Confidências e Desabafos de Savarin (35)

Reflexões de Nietzsche sobre as cozinhas alemã e inglesa e os seus efeitos na qualidade do espírito


Considero deliciosa a seguinte passagem do Ecce Homo:

De facto, sempre até aos anos da maturidade comi mal, ou falando moralisticamente, diria que comi de maneira "impessoal", "desinteressada", "altruísta", para glória dos cozinheiros e de outros irmãos em Cristo. Adoptando a cozinha de Leipzig, por exemplo, na mesma época em que empreendia o meu estudo de Schopenhauer (ano de 1865), negava muito a sério a minha vontade de viver. Arruinar o estômago e alimentar-se ao mesmo tempo de modo deficiente, eis um problema que a aludida cozinha se me afigura resolver de modo muito satisfatório. (Diz-se que o ano de 1866 trouxe neste ponto melhoria).Quantas coisas, por tal estilo, não tem, entretanto, na consciência a cozinha alemã em geral!
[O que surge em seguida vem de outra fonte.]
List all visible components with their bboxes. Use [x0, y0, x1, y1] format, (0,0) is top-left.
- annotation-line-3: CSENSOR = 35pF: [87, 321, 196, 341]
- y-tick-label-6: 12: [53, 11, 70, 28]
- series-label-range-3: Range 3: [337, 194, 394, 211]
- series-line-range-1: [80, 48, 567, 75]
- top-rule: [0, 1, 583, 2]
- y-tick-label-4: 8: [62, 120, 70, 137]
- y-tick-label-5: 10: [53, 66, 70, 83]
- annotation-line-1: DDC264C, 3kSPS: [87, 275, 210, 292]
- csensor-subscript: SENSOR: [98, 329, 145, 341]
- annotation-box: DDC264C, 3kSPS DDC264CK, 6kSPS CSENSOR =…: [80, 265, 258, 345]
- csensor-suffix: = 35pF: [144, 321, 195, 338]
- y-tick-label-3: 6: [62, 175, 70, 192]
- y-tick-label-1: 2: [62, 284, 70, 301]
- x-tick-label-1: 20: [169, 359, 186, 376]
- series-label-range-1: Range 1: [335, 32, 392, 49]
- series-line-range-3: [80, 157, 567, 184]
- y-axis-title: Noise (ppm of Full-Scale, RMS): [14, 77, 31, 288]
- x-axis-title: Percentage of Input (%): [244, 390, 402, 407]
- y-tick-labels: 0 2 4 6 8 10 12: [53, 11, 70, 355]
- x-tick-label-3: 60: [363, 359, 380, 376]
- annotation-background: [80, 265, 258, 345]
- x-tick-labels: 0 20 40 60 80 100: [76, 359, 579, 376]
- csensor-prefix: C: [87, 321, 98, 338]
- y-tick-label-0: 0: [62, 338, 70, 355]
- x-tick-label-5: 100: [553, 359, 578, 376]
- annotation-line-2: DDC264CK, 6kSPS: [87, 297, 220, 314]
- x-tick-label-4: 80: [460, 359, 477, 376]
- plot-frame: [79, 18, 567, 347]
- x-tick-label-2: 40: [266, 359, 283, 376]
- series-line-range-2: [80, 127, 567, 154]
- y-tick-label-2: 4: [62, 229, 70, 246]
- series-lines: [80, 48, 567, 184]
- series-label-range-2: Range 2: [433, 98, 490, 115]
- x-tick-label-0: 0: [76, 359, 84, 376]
A sopa antes da refeição (ainda em livros venezianos de arte culinária do século XVI se designa isso como "à maneira alemã"); a carne muito cozida, a hortaliça grossa e suculenta; a degenerescência dos bolos, até fazer deles pesa-papéis. Se, além disso, tivermos em conta a necessidade, verdadeiramente animal, de beber depois da comida, necessidade que sentem os velhos alemães, e não só os velhos, compreender-se-á melhor ainda a origem do espírito alemão - que provém de desarranjos intestinais... O espírito alemão é uma indigestão, nada digno dá de si.
Pelo seu lado, a dieta inglesa que em comparação com a alemã, e mesmo com a francesa, é uma espécie de "regresso à natureza", ou seja ao canibalismo, resulta profundamente contrária aos meus instintos; parece que dá ao espírito pés pesados - pés de mulheres inglesas... A melhor cozinha é a do Piemonte.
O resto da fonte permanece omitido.